The firm announced it was keeping the credit rating on U.S. sovereign debt at AAA, or its top rating, but revised its outlook on the country to negative, warning a downgrade could come in 2013 if an agreement on debt is not reached.
“The affirmation of the U.S. ‘AAA’ sovereign rating reflects still strong economic and credit fundamentals,” Fitch said in its release. The agency warned, however, that the failure of the so-called U.S. ‘supercommittee’ on debt has created a loss of confidence.
The supercommittee, officially referred to as the Congressional Joint Select Committee on Deficit Reduction, announced last week that it had failed to come to an agreement on US$1.2-trillion in budget cuts over the next 10 years. That means that automatic budget cuts of US$1-trillion are set to go into effect.
“The failure of the JSCDR underlines the challenge of securing broad-based consensus on how to reduce the out-sized federal budget deficit,” Fitch said.
The ratings agency added that if a medium-term debt agreement was reached following the 2012 elections, downgrade pressure on the U.S. debt rating may ease.
But Fitch warned that failure to reach a credible deficit reduction plan by 2013 would likely lead to a U.S. downgrade.
‘The Negative Outlook indicates a slightly greater than 50% chance of a downgrade over a two-year horizon.,” Fitch said. “Fitch will shortly publish its revised economic and fiscal projections for the U.S. and will conduct a further review of its sovereign ratings in 2012.”

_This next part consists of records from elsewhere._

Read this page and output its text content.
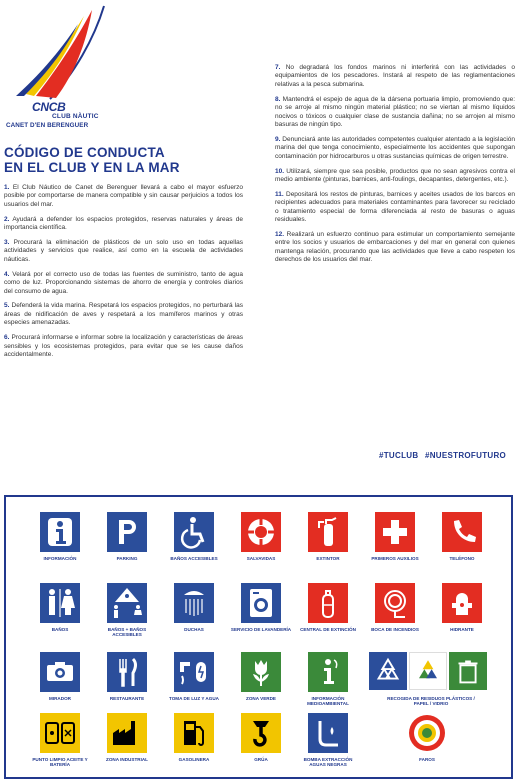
CNCB
CLUB NÀUTIC
CANET D'EN BERENGUER
CÓDIGO DE CONDUCTA
EN EL CLUB Y EN LA MAR

1. El Club Náutico de Canet de Berenguer llevará a cabo el mayor esfuerzo posible por comportarse de manera compatible y sin causar perjuicios a todos los usuarios del mar.

2. Ayudará a defender los espacios protegidos, reservas naturales y áreas de importancia científica.

3. Procurará la eliminación de plásticos de un solo uso en todas aquellas actividades y servicios que realice, así como en la escuela de actividades náuticas.

4. Velará por el correcto uso de todas las fuentes de suministro, tanto de agua como de luz. Proporcionando sistemas de ahorro de energía y controles diarios del consumo de agua.

5. Defenderá la vida marina. Respetará los espacios protegidos, no perturbará las áreas de nidificación de aves y respetará a los mamíferos marinos y otras especies amenazadas.

6. Procurará informarse e informar sobre la localización y características de áreas sensibles y los ecosistemas protegidos, para evitar que se les cause daños accidentalmente.

7. No degradará los fondos marinos ni interferirá con las actividades o equipamientos de los pescadores. Instará al respeto de las reglamentaciones relativas a la pesca submarina.

8. Mantendrá el espejo de agua de la dársena portuaria limpio, promoviendo que: no se arroje al mismo ningún material plástico; no se viertan al mismo líquidos nocivos o tóxicos o cualquier clase de sustancia dañina; no se arrojen al mismo basuras de ningún tipo.

9. Denunciará ante las autoridades competentes cualquier atentado a la legislación marina del que tenga conocimiento, especialmente los accidentes que supongan contaminación por hidrocarburos u otras sustancias químicas de origen terrestre.

10. Utilizará, siempre que sea posible, productos que no sean agresivos contra el medio ambiente (pinturas, barnices, anti-foulings, decapantes, detergentes, etc.).

11. Depositará los restos de pinturas, barnices y aceites usados de los barcos en recipientes adecuados para materiales contaminantes para favorecer su reciclado o tratamiento especial de forma diferenciada al resto de basuras o aguas residuales.

12. Realizará un esfuerzo continuo para estimular un comportamiento semejante entre los socios y usuarios de embarcaciones y del mar en general con quienes mantenga relación, procurando que las actividades que lleve a cabo respeten los derechos de los usuarios del mar.

#TUCLUB #NUESTROFUTURO
INFORMACIÓN	PARKING	BAÑOS ACCESIBLES	SALVAVIDAS	EXTINTOR	PRIMEROS AUXILIOS	TELÉFONO
BAÑOS	BAÑOS + BAÑOS ACCESIBLES
DUCHAS	SERVICIO DE LAVANDERÍA	CENTRAL DE EXTINCIÓN	BOCA DE INCENDIOS	HIDRANTE
MIRADOR	RESTAURANTE	TOMA DE LUZ Y AGUA	ZONA VERDE	INFORMACIÓN MEDIOAMBIENTAL
RECOGIDA DE RESIDUOS PLÁSTICOS / PAPEL / VIDRIO
PUNTO LIMPIO ACEITE Y BATERÍA
ZONA INDUSTRIAL	GASOLINERA	GRÚA	BOMBA EXTRACCIÓN AGUAS NEGRAS
FAROS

Fitch does not expect a change in the negative outlook until at least 2013, following U.S. elections and the emergence of any new deficit reduction plans.
Either way, U.S. lawmakers are likely breathing a sign of relief that Fitch will not be changing the country’s AAA credit rating. A downgrade by rival ratings agency, Standard & Poor’s, in August of this year set off a market roller coaster. While that downgrade did not impact U.S. Treasurys as was expected, it nevertheless hurt investor confidence, as evidenced by steep declines in U.S. stock indices in the following days.